MRNews : Participation sous-estimée, quinté dans le désordre, des journalistes ont pu parler de « surprise » au soir des résultats. Quel bilan tirez-vous des sondages pré-électoraux pour cette campagne 2019 ?

Emmanuel Rivière (Kantar) : Le bilan est forcément mitigé quand il apparaît qu’un fait politique majeur n’a pas été décelé. Le tirer en quelques jours signifierait que les réponses sont évidentes, ce qui rendrait les sondeurs vraiment fautifs de ne les avoir pas vues plus tôt. Cependant il y a au moins un constat simple : tous les derniers sondages faisaient état d’un intérêt accru pour le scrutin et d’une participation en hausse. S’il y a un biais, c’est plutôt un biais de perception. Parler d’abstention record pour les Européennes est tellement un poncif que personne n’a suivi ces indications, que les sondeurs eux-mêmes ne commentaient que timidement. Pour ce qui est de l’ordre et de l’inversion des positions entre Europe Ecologie – Les Verts et Les Républicains, il faut sans doute regarder dans deux directions. Le sursaut de participation pourrait venir en partie d’électeurs peu politisés, s’étant intéressés tardivement à la campagne et motivés davantage par des thématiques que par des choix de partis.
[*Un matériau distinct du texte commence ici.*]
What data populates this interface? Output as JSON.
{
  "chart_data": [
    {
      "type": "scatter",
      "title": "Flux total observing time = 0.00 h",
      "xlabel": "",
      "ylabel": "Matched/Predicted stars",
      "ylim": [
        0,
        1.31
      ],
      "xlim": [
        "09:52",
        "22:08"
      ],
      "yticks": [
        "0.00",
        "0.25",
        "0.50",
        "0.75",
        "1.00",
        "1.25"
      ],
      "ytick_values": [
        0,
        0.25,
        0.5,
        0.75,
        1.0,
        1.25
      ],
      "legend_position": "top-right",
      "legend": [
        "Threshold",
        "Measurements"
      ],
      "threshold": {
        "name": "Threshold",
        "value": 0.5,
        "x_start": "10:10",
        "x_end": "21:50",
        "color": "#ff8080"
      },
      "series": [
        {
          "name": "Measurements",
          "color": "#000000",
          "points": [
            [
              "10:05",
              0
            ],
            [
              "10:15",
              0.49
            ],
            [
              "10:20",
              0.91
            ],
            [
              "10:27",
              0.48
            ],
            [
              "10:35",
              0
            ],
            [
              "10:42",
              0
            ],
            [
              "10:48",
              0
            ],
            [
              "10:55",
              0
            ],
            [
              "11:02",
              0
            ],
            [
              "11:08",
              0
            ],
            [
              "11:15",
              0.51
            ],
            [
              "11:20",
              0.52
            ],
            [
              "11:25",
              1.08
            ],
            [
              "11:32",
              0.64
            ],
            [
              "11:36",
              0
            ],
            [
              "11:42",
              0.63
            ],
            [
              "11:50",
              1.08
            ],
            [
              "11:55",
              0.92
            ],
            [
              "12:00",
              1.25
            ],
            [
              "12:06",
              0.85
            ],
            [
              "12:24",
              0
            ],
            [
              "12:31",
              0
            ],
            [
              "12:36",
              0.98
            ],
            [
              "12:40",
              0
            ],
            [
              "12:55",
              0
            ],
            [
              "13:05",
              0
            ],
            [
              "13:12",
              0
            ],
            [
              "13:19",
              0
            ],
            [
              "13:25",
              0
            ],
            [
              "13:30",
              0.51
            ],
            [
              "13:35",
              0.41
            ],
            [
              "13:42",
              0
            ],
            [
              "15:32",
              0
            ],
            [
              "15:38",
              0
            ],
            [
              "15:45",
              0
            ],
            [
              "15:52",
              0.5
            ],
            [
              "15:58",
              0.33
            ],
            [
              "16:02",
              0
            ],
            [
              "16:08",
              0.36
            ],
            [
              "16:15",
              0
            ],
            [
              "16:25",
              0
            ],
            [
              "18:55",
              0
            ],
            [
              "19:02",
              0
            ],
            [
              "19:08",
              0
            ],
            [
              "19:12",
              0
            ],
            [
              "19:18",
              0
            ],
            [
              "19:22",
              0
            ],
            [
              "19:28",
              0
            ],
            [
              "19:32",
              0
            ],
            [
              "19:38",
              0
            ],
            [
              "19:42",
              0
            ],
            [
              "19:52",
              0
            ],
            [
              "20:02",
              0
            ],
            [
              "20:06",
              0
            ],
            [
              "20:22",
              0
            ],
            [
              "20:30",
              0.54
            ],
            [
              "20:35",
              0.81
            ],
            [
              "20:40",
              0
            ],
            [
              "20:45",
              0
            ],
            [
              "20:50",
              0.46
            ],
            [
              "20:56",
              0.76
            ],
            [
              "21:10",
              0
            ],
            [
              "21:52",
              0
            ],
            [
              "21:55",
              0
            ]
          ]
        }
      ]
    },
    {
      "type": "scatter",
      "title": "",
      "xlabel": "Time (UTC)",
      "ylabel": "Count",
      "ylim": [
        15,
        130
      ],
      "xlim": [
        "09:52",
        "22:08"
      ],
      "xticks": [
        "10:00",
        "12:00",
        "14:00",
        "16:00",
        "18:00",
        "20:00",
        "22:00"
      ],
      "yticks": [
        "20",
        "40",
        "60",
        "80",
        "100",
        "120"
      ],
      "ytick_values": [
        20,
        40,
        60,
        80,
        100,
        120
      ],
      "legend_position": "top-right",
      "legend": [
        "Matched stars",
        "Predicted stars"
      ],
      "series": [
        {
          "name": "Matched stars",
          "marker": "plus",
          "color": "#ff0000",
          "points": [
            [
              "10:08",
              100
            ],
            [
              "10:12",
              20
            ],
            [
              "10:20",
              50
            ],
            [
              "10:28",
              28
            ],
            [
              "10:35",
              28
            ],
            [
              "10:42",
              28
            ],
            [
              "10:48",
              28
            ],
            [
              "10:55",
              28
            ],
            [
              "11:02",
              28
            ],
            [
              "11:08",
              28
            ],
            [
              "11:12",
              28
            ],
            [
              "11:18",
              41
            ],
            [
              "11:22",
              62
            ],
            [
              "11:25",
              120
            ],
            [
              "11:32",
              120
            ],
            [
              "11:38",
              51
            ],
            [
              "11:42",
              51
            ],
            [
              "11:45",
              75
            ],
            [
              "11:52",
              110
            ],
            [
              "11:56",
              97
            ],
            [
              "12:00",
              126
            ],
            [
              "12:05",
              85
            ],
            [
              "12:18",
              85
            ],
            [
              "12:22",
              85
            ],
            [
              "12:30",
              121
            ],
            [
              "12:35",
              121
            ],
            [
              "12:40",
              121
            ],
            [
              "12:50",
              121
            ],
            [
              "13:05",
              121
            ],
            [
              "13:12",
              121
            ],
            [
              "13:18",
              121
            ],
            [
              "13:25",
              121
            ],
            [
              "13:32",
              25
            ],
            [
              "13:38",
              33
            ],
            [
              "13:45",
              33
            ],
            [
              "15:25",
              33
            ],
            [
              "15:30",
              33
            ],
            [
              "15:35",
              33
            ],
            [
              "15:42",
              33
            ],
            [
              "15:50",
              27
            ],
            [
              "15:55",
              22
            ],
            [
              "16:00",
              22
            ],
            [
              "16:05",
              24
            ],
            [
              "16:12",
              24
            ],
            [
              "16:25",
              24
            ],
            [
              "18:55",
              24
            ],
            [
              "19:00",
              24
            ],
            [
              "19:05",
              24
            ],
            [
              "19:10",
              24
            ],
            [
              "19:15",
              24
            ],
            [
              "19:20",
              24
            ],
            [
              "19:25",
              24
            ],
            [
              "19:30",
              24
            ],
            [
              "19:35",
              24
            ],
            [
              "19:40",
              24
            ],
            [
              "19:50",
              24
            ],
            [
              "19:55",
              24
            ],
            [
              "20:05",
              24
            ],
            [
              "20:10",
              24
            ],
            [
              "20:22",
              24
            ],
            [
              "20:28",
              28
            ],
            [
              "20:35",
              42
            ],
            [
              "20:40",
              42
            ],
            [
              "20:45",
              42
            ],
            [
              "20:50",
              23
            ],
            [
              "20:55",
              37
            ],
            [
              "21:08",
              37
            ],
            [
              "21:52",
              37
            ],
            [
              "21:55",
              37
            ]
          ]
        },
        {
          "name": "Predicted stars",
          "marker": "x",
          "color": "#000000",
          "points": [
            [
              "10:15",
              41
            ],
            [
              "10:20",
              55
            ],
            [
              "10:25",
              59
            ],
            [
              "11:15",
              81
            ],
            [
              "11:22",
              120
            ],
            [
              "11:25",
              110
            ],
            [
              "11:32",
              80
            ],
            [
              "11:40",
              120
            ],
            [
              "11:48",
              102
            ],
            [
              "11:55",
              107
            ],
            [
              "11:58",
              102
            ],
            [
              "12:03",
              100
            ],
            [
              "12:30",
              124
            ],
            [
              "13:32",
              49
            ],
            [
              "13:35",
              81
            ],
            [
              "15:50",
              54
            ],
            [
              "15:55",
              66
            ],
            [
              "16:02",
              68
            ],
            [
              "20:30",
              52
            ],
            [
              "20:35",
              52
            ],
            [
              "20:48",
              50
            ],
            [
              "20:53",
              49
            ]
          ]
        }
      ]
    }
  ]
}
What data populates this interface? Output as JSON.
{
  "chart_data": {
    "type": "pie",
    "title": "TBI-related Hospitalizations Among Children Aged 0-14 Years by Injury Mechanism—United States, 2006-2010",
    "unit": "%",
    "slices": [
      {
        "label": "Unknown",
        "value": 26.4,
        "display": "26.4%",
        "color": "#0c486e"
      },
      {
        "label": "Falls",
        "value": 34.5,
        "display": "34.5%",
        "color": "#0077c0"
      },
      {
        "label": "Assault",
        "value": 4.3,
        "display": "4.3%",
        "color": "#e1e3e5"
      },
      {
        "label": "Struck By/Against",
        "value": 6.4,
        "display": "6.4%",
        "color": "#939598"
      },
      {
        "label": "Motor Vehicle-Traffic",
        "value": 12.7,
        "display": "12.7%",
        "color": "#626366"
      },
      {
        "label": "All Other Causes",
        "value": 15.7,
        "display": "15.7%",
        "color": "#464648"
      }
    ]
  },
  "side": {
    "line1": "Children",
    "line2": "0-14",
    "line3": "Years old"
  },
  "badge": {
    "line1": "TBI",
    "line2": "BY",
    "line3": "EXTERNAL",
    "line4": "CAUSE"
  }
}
Le fort vote des jeunes pour la liste de Yannick Jadot irait plutôt dans ce sens. Elle bénéficiait d’un fort potentiel mais d’une certitude de choix très faible. Pour une fois, l’excuse de la décision de dernière minute semble valable, mais cela invite à ne plus se contenter de la « photographie à l’instant T » pour s’intéresser davantage à ce qui pourrait advenir. 

A contrario, le vote pour LR a été fortement surévalué par les sondeurs…

ER : S’agissant des Républicains, l’hypothèse d’un défaut méthodologique est à explorer. Les enquêtes d’intention de vote s’appuient beaucoup sur la reconstitution des votes passés pour étalonner la représentativité politique de leurs échantillons. Or s’agissant des Républicains et principalement du vote Fillon de 2017, cette reconstitution s’avère compliquée, en deçà du score réel. Selon qu’il s’agisse d’un problème de présence des électeurs fillonnistes ou de mémoire des interviewés s’agissant de ce premier tour atypique de 2017, la conclusion n’est pas la même. Il semble que les sondeurs n’ont pas choisi la bonne option, en choisissant de gonfler le poids des électeurs Fillon déclarés, et par la même le vote en faveur des Républicains.

Autre grande attendue de ce scrutin, le mouvement des « Gilets jaunes » a stigmatisé une nouvelle fois une coupure entre élites et « peuple ». Les études d’opinion y sont-elles pour quelque chose ?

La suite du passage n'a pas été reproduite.